Stock went on to serve Metropolitan Community Church of Washington for 21 years, during which he founded Scrolls Revealed Ministries. He also traveled around the country leading a seminar, “Biblical Translation for Gay Liberation: How the Bible Does Not Condemn Homosexuality, An In-Depth Study.”
He also found himself pastoring to those dying of AIDS. He recalls, “When AIDS first hit, clergy wouldn’t go to the hospitals to visit the young men because there was a fear and no one knew what it was. I would get calls from nurses asking me to come visit AIDS patients. I would visit 10 to15 guys a day, running from hospital to hospital. I was averaging six or seven funerals a week, sometimes more than one a day.”
Stock credits his Clinical Pastoral Education work at Children’s Hospital in helping him with serve these patients. “I figured if I could deal with children dying, I could probably deal with anything in the church. That time there, dealing with those young children on the terminal ward, ministering and pastoring to their families, helped me face the AIDS crisis. It gave me the mental and spiritual equipment to face the AIDS crisis.”
After retiring from Metropolitan Community Church, Stock was ready to “just sit in the pews.” He and Kristofik found a home at Westminster Presbyterian Church in Washington, D.C. But soon enough, Westminster’s leadership learned of his ministry and asked him to share his gifts by becoming a “parish partner.” While he doesn’t offer sacramental ministry at Westminster, Stock has preached, assisted with pastoral counseling and led Christian education classes.

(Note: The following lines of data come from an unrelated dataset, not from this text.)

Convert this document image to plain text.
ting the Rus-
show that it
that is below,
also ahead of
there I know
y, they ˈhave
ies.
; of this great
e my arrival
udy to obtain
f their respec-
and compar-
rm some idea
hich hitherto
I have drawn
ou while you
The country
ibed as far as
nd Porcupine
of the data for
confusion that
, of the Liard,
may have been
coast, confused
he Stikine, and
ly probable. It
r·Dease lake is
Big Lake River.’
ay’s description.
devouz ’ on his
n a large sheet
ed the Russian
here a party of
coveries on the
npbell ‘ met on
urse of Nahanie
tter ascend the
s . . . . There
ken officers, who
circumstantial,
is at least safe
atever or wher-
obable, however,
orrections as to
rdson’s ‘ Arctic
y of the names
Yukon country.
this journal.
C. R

After all this time, Stock never imagined he would return to the denomination that had first ordained him. Yet, in 2023, after connecting with Cowden, the bishop felt called to correct this injustice.
Over the past year, the Diocese of West Virginia and Stock navigated the canonical process to restore him to the priesthood – a process requiring consent of the bishops in surrounding dioceses and approval from the regional disciplinary board.

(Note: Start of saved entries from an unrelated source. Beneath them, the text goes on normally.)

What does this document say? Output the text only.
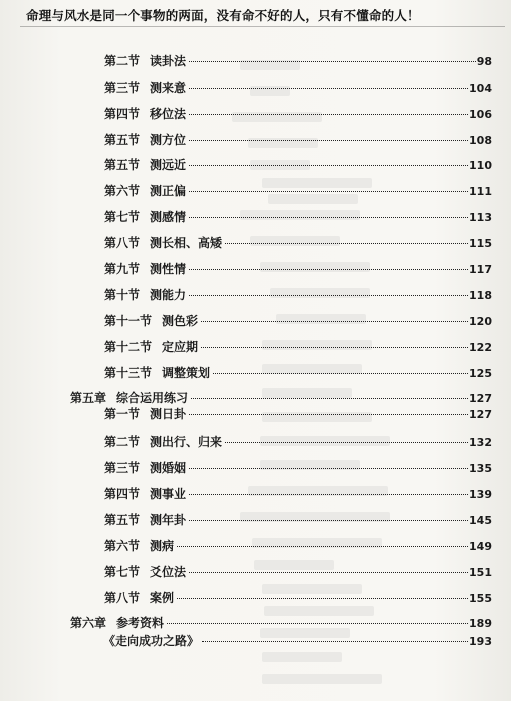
命理与风水是同一个事物的两面，没有命不好的人，只有不懂命的人！
第二节 读卦法	98
第三节 测来意	104
第四节 移位法	106
第五节 测方位	108
第五节 测远近	110
第六节 测正偏	111
第七节 测感情	113
第八节 测长相、高矮	115
第九节 测性情	117
第十节 测能力	118
第十一节 测色彩	120
第十二节 定应期	122
第十三节 调整策划	125
第五章 综合运用练习	127
第一节 测日卦	127
第二节 测出行、归来	132
第三节 测婚姻	135
第四节 测事业	139
第五节 测年卦	145
第六节 测病	149
第七节 爻位法	151
第八节 案例	155
第六章 参考资料	189
《走向成功之路》	193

Earlier this fall, the approvals were finalized, and St. Paul’s Episcopal Church in Alexandria, near where Stock and Kristofik live, was selected for the service. The rector, the Rev. Oran Warder, was also ordained out of the Diocese of West Virginia.
“We were not ready for Father Harry Stock 40 years ago and missed a great opportunity for his witness and leadership in The Episcopal Church,” Cowden said. “With the restoration of his orders, we offer some measure of healing and reclaiming his voice and his story among us.”
The Oct. 26 service not only restored Stock to the priesthood but also celebrated The Episcopal Church’s welcome of LGBTQ+ clergy and lay people. Reflecting on the past 43 years, from his ordination to this point, Stock summed up his journey.
“This isn’t just about me. This is a testimony that The Episcopal Church won’t put up with oppression of anyone based on their sexuality,” he said.